Turkey’s vice president Thursday accused the EU of being a part of the “deadlock” of the Cyprus issue by admitting the Greek Cypriots into the bloc despite their rejection of a UN-brokered plan for the island back in 2004.

Speaking to Anadolu Agency, Fuat Oktay said the recently partially reopened Maras region is part of the Turkish Republic of Northern Cyprus (TRNC), adding: “However, the EU, unfortunately, has turned its back on the facts and the common good in the Maras issue, as it has also done on the two-state solution.”

Stressing that the “Turkish Cypriots are equal,” Oktay said the EU “can speak very recklessly and insensitively when it comes to their rights, fairness and sovereignty.”

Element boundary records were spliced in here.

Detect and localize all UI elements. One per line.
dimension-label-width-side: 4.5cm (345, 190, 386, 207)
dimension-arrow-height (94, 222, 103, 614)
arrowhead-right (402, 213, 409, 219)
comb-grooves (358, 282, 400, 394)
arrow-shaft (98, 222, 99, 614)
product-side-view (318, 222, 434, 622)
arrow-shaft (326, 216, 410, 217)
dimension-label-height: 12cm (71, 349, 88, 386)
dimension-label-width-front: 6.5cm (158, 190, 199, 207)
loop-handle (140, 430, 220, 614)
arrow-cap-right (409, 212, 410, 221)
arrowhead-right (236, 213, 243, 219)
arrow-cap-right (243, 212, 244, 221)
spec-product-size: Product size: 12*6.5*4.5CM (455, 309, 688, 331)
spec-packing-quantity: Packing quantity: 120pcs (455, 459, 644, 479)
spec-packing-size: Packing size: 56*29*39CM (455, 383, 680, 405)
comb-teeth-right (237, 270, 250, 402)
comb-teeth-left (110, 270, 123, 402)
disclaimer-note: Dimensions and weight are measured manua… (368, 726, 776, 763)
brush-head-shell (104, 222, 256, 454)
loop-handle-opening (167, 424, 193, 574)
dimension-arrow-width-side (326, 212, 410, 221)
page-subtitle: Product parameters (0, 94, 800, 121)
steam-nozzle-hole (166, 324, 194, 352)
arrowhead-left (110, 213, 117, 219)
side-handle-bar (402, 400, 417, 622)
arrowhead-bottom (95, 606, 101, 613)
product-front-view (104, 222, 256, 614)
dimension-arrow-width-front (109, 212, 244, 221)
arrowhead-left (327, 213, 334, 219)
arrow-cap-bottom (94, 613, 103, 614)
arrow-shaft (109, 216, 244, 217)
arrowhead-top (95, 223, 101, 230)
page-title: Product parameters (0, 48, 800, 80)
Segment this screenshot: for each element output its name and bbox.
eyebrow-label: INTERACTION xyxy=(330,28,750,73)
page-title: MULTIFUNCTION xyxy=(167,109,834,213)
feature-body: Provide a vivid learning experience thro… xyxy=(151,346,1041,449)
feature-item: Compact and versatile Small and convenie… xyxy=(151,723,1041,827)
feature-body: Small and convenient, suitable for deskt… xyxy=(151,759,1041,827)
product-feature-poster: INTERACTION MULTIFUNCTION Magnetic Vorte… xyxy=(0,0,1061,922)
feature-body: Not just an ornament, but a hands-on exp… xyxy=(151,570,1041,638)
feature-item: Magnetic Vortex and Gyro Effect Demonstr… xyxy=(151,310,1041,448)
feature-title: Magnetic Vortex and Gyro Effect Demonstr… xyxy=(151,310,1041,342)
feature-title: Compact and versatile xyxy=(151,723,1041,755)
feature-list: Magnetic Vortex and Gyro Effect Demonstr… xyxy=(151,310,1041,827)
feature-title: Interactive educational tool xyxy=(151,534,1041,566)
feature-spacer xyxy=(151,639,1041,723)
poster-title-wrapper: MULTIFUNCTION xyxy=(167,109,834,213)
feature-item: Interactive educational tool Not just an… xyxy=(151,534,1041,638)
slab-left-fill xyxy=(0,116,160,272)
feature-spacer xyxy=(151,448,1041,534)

“The Greek Cypriots and Greece have been rewarded every time, despite backpedaling on all their promises, avoiding the negotiating table, violating agreements, and ignoring the Turkish community, while the Turkish Cypriots have paid the price,” he said, adding that nothing can prevent Turkey from standing with the Turkish Cypriots.

Calling the UN Security Council’s statement on the opening of Maras (Varosha in Greek) a “complete disappointment,” he said the international community has been taken hostage by Greece and the Greek Cypriots.

Stressing that UN Security Council resolutions are never above property and sovereignty rights, Oktay said: “Contrary to what is claimed, there is no violation of UN Security Council resolutions (in the recent reopening).”

“Just like the EU, the UN Security Council ignores the facts of the Cyprus issue,” he added.

“The start of new negotiations for a permanent and sustainable solution to the Cyprus issue is possible only if the equal sovereignty and equal international status of the Turkish Cypriot people is recognized,” he stressed.

Reopening of Maras region

Maras was partially reopened to the public last October after being a “ghost town” since 1974, followed by additional steps last week.

It had been abandoned after a 1984 UN Security Council resolution saying that only its original inhabitants could resettle the town.

Entry into the town located in Northern Cyprus was forbidden except for Turkish army personnel stationed in the TRNC.

– Decades-long dispute

Cyprus has been mired in a decades-long dispute between Greek and Turkish Cypriots, despite a series of diplomatic efforts by the UN to achieve a comprehensive settlement.

Ethnic attacks starting in the early 1960s forced Turkish Cypriots to withdraw into enclaves for their safety.

In 1974, a Greek Cypriot coup aimed at Greece’s annexation led to Turkey’s military intervention as a guarantor power to protect Turkish Cypriots from persecution and violence. As a result, the TRNC was founded in 1983.

It has seen an on-and-off peace process in recent years, including a failed 2017 initiative in Switzerland under the auspices of guarantor countries Turkey, Greece, and the UK.

​​​​​​​The Greek Cypriot administration entered the EU in 2004, the same year Greek Cypriots thwarted the UN’s Annan plan to end the longstanding dispute.